Soma mengamati Stina dengan mata menyipit; dia tidak tampak bercanda. Dia bertanya-tanya sejenak apa maksudnya, tetapi dengan cepat dia mengerti.
“Saya kira meskipun Anda setuju untuk bepergian bersama kami, Anda tidak pernah menentukan berapa lama.”
“Tepat sekali. Dan perjalanan ke desa sebelah mungkin perjalanan yang singkat, tetapi tetap saja itu perjalanan. Aku menepati janjiku.”
“Yah, kamu bisa mengatakan itu, tapi…”
“Ini mendadak,” Sierra menyelesaikan kalimatnya untuk Felicia.
“Mungkin kamu merasa begitu karena aku tidak pernah menyebutkannya, tetapi aku tidak pernah berencana untuk menghabiskan lebih dari beberapa hari bersamamu. Aku bepergian karena alasanku sendiri.”
“Hmm… Itu masuk akal.”
Mungkin saja untuk bepergian bersama jika mereka pergi ke tempat yang sama, tetapi meskipun begitu, salah satu dari mereka harus mengambil jalan memutar jika tujuan mereka berbeda, dan mereka mungkin harus mempercepat langkah tergantung pada tujuan mereka. Mereka dapat mengoordinasikannya sampai batas tertentu, tetapi tidak sempurna, jadi masuk akal untuk membatasinya hanya dalam beberapa hari.
“Kurasa kita sudah menghabiskan beberapa hari bersama…tapi apakah kamu perlu terburu-buru?” tanya Felicia.
“Ya, dan itu saja yang akan kukatakan tentangnya.”

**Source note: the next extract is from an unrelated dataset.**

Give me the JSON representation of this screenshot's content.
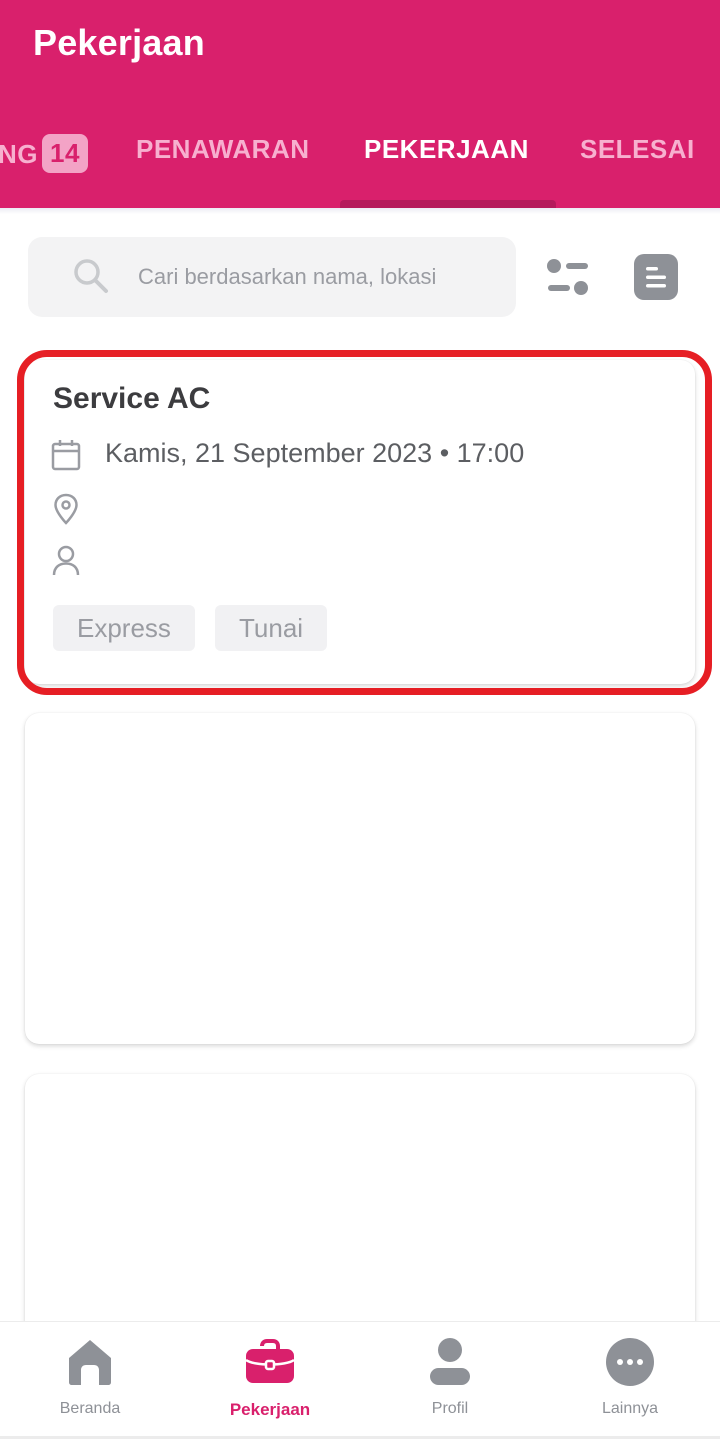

“Sayang sekali… Tapi terserah kamu.”
“Kurasa begitu…”
Soma tidak menyangka gadis itu akan setuju sejak awal. Ia telah melampaui ekspektasinya bahwa gadis itu akan tetap bersama mereka meskipun hanya sebentar. Ia merasa bahwa ia kini semakin berutang padanya, padahal salah satu tujuan awalnya adalah untuk membayar semua utangnya padanya…tetapi itu bukan alasan untuk menghalanginya pergi.

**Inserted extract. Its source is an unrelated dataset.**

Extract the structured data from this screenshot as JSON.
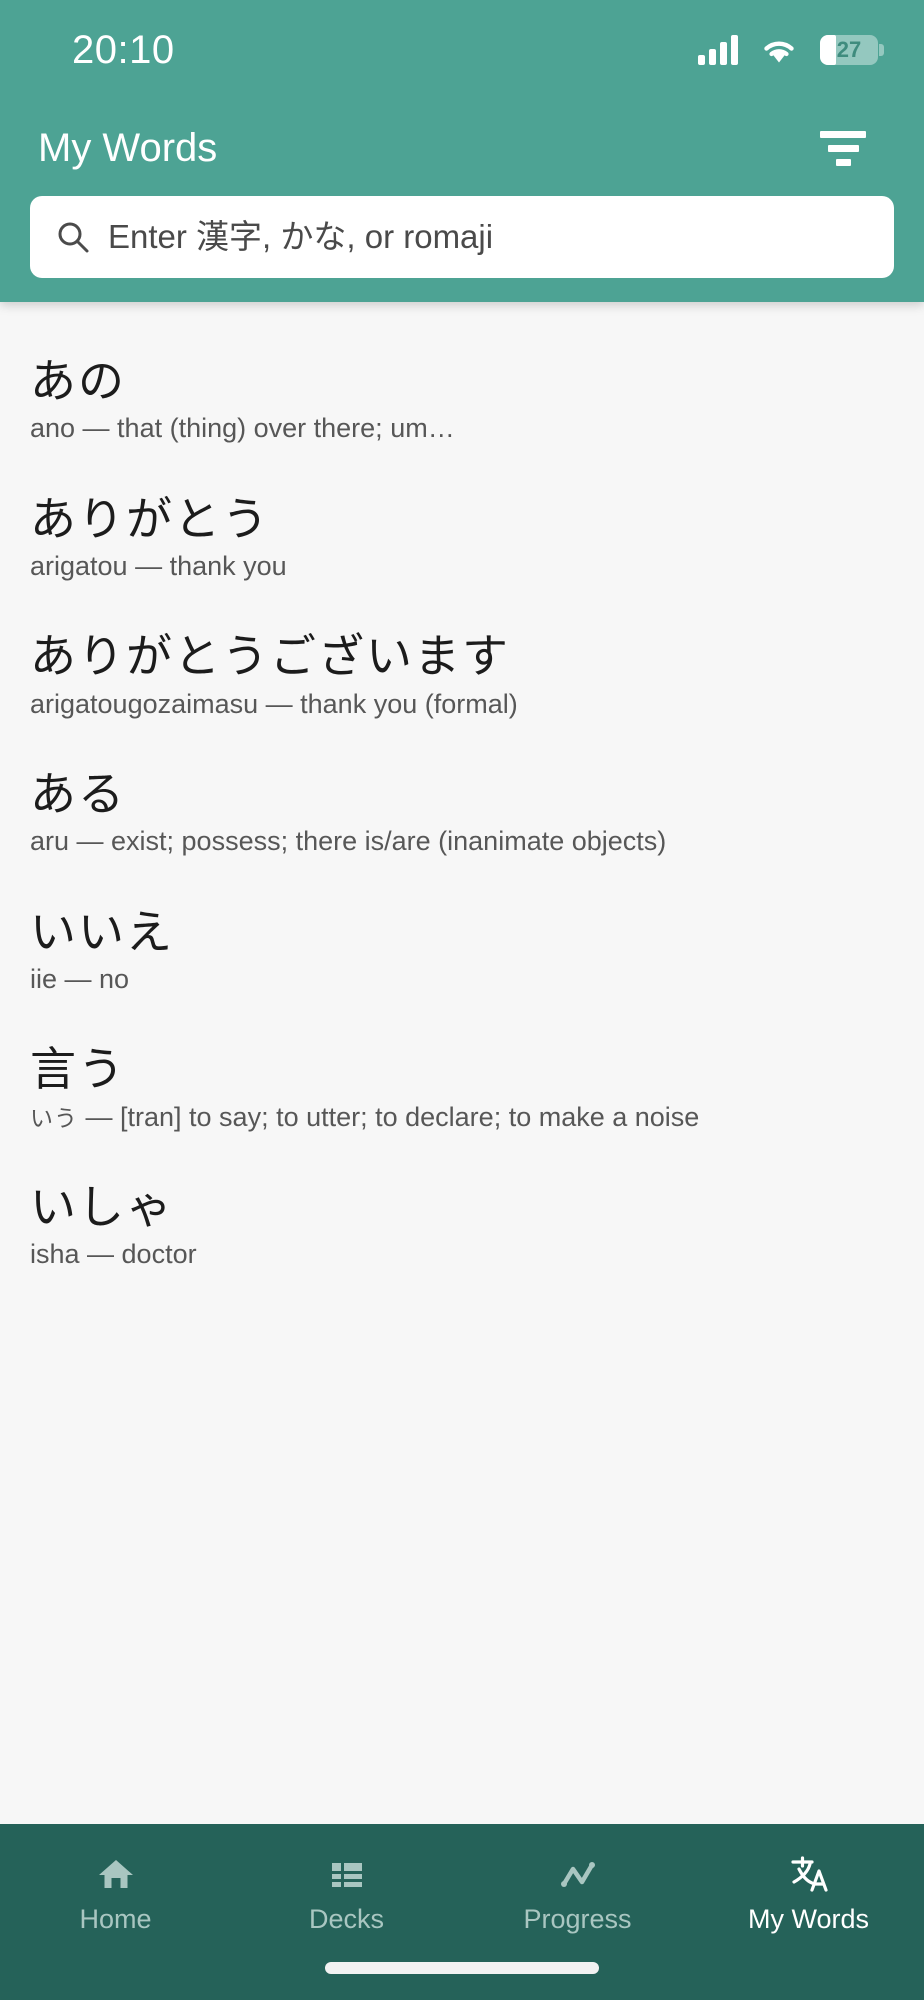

“Jadi begitulah…?” tanya Felicia.
“Yah, mungkin itu saja untuk saat ini, tapi kurasa kita akan bertemu lagi, dan kita bisa bepergian bersama nanti,” kata Soma. “Lebih lama lagi lain kali.”

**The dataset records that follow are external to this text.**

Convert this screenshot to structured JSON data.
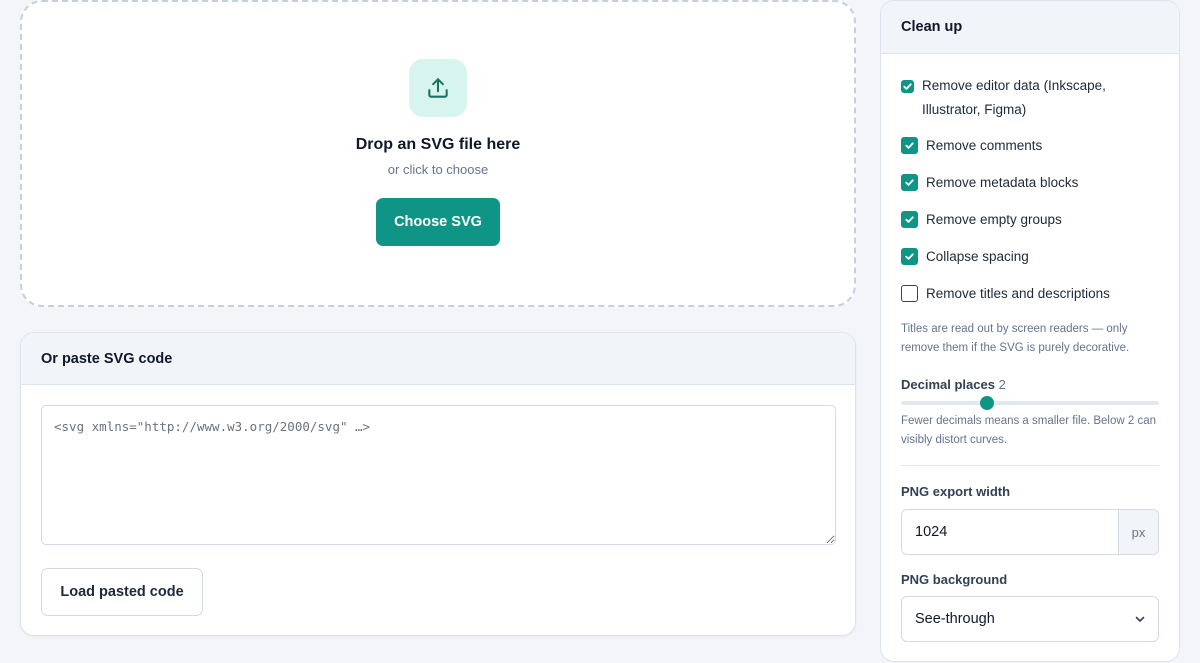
{
  "dropzone": {
    "icon": "upload-icon",
    "title": "Drop an SVG file here",
    "subtitle": "or click to choose",
    "button_label": "Choose SVG"
  },
  "paste": {
    "title": "Or paste SVG code",
    "placeholder": "<svg xmlns=\"http://www.w3.org/2000/svg\" …>",
    "value": "",
    "button_label": "Load pasted code"
  },
  "cleanup": {
    "title": "Clean up",
    "options": [
      {
        "label": "Remove editor data (Inkscape, Illustrator, Figma)",
        "checked": true
      },
      {
        "label": "Remove comments",
        "checked": true
      },
      {
        "label": "Remove metadata blocks",
        "checked": true
      },
      {
        "label": "Remove empty groups",
        "checked": true
      },
      {
        "label": "Collapse spacing",
        "checked": true
      },
      {
        "label": "Remove titles and descriptions",
        "checked": false
      }
    ],
    "titles_note": "Titles are read out by screen readers — only remove them if the SVG is purely decorative.",
    "decimal": {
      "label": "Decimal places",
      "value": "2",
      "min": 0,
      "max": 6,
      "note": "Fewer decimals means a smaller file. Below 2 can visibly distort curves."
    },
    "png_width": {
      "label": "PNG export width",
      "value": "1024",
      "unit": "px"
    },
    "png_background": {
      "label": "PNG background",
      "selected": "See-through"
    }
  },
  "colors": {
    "accent": "#0f9585",
    "accent_soft": "#d8f4ee",
    "page_bg": "#f3f5f9"
  }
}
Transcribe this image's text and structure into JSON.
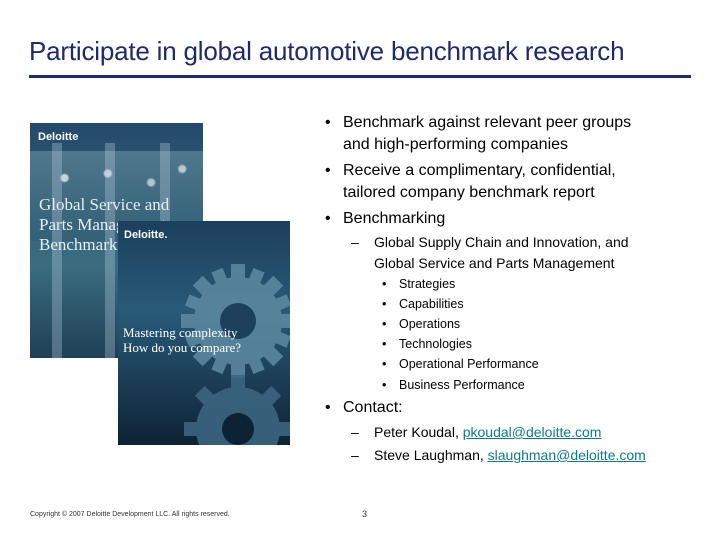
{
  "slide": {
    "title": "Participate in global automotive benchmark research",
    "page_number": "3",
    "footer": "Copyright © 2007 Deloitte Development LLC. All rights reserved."
  },
  "cover_back": {
    "brand": "Deloitte",
    "title_lines": [
      "Global Service and",
      "Parts Management",
      "Benchmark"
    ]
  },
  "cover_front": {
    "brand": "Deloitte.",
    "title_lines": [
      "Mastering complexity",
      "How do you compare?"
    ]
  },
  "bullets": {
    "b1": [
      "Benchmark against relevant peer groups",
      "and high-performing companies"
    ],
    "b2": [
      "Receive a complimentary, confidential,",
      "tailored company benchmark report"
    ],
    "b3": "Benchmarking",
    "benchmarking_sub": [
      "Global Supply Chain and Innovation, and",
      "Global Service and Parts Management"
    ],
    "areas": [
      "Strategies",
      "Capabilities",
      "Operations",
      "Technologies",
      "Operational Performance",
      "Business Performance"
    ],
    "contact": "Contact:",
    "contacts": [
      {
        "name": "Peter Koudal, ",
        "email": "pkoudal@deloitte.com"
      },
      {
        "name": "Steve Laughman, ",
        "email": "slaughman@deloitte.com"
      }
    ]
  },
  "colors": {
    "title": "#1d2a6b",
    "link": "#0f7b8a"
  }
}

“Mm-hmm… Dalam perjalanan ada pertemuan dan perpisahan… Dan reuni.”
“Aku tidak bisa menjamin akan bertemu denganmu lagi. Mungkin kalau ada kesempatan.” Stina memunggungi mereka. “Baiklah, selamat tinggal.”
Setelah itu, dia pergi, begitu tiba-tiba sehingga tampak seolah-olah dia tidak pernah ada di sana sejak awal. Sosoknya menghilang di kejauhan tanpa menoleh ke belakang…dan akhirnya, dia menghilang dari pandangan.
Mereka bertiga mendesah.
“Hmm… Ini sedikit mengubah rencana kita, tetapi kita tetap harus mencari penginapan. Bagaimana kalau kita mulai dengan bertanya di tempat pertama yang kita temukan?”
“Mm-hmm…”
“Baiklah…”
Felicia tampak enggan untuk melupakan kejadian yang tiba-tiba itu, tetapi ia akan segera melupakannya; ia harus melakukannya. Mungkin itu cara pandang yang dingin dan kasar, tetapi Stina telah pergi, dan ia tidak akan kembali.
Soma pasti berbohong jika dia mengatakan tidak punya pikiran tentang ini. Apa yang dikatakan Stina memang rasional…tetapi itu juga pasti terlalu tiba-tiba. Mungkin dia punya alasan sendiri untuk melakukan itu.
Namun, memikirkannya saja tidak akan menghasilkan apa-apa. Ia melirik ke arah yang dituju wanita itu dan mendesah. Kemudian, sambil berbalik, ia mulai berjalan menuju salah satu rumah untuk melakukan apa yang telah disarankannya.